Ampliando l’orizzonte, poi, viene precisato che la prova del contributo fornito dalla donna alla formazione del patrimonio familiare e di quello del coniuge è desumibile dalla valorizzazione di diversi indici rivelatori della rinuncia da parte della donna, come coniuge più debole, ad una attività lavorativa, quali la lunga durata del matrimonio, appunto, la giovane dei coniugi al momento delle nozze, la presenza di figli, l’età della donna al momento della separazione, le scelte comuni circa l’indirizzo della vita coniugale e simili.
Ragionando in questa ottica, nella vicenda in esame si riscontrano, secondo i giudici, diversi elementi fattuali che depongono proprio in tal senso: la lunga durata del matrimonio; la giovane età dei coniugi, al momento delle nozze; la nascita di due figlie, la prima di esse a pochi mesi dalla celebrazione del matrimonio, la seconda dopo quattro anni e mezzo circa. Senza dimenticare, poi, che, al momento della pronuncia della separazione, la donna aveva circa quasi 48 anni, e senza trascurare, infine, la prestazione dell’attività lavorativa, anche all’estero, da parte del marito, pure nel corso della convivenza matrimoniale.
Tutte queste circostanze fanno presumere l’apporto della donna al consolidamento del patrimonio familiare, trattandosi di fatti talmente significativi da lasciare apparire, secondo i giudici, l’esistenza del contributo da parte della moglie come una conseguenza ragionevolmente probabile del quadro emerso.

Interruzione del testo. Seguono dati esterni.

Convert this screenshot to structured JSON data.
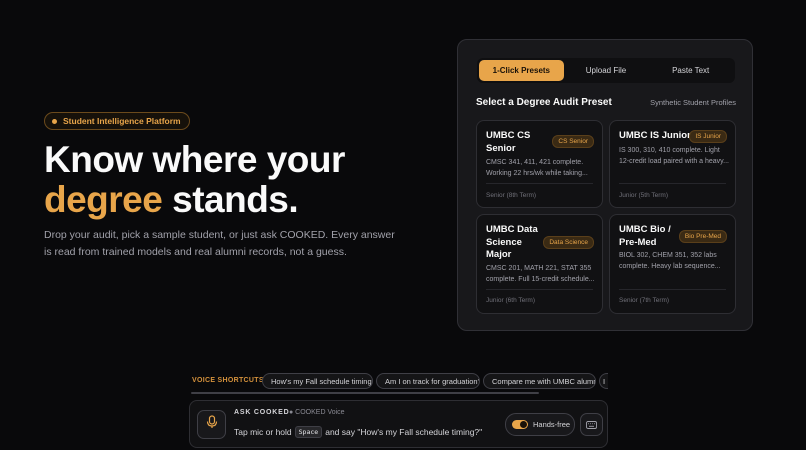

In sostanza, un matrimonio di così lunga durata, caratterizzato dalla nascita della prima figlia a pochi mesi dalle nozze e poi di un’altra figlia, a distanza di poco più di quattro anni dalla prima, in cui il marito (padre) è stato quotidianamente impegnato in un’occupazione lavorativa che lo ha portato anche all’estero per lunghi periodi, induce a ritenere ragionevolmente che la moglie, per comune volere di lei e del coniuge, abbia inteso dedicarsi alla cura della famiglia ed alla crescita della prole, contribuendo così giornalmente al sereno andamento del menage familiare e permettendo, nel contempo, al marito di destinare la gran parte delle proprie energie all’attività lavorativa di riferimento, consentendogli anche di raggiungere un livello di inquadramento superiore. In senso contrario non rileva che la donna sin da epoca anteriore alla separazione abbia svolto attività lavorativa nell’ambito dei lavori socialmente utili, trattandosi di un’occupazione intrapresa quando le figlie ormai erano alquanto cresciute e, in ogni caso, di una prestazione lavorativa che, come è noto, richiede un impegno non a tempo pieno, bensì per un numero di ore settimanali non elevato.
Evidente, quindi, secondo i giudici, l’apporto causale che la donna ha dato alla vita familiare durante tutto il lungo corso del rapporto matrimoniale, sia in termini di cura ed assistenza delle due figlie e, più in generale, dell’andamento domestico e familiare, sia in termini di collaborazione alla formazione del patrimonio dell’altro coniuge, consentendo a lui di svolgere a tempo pieno un’attività lavorativa adeguatamente retribuita e di progredire alquanto nella carriera.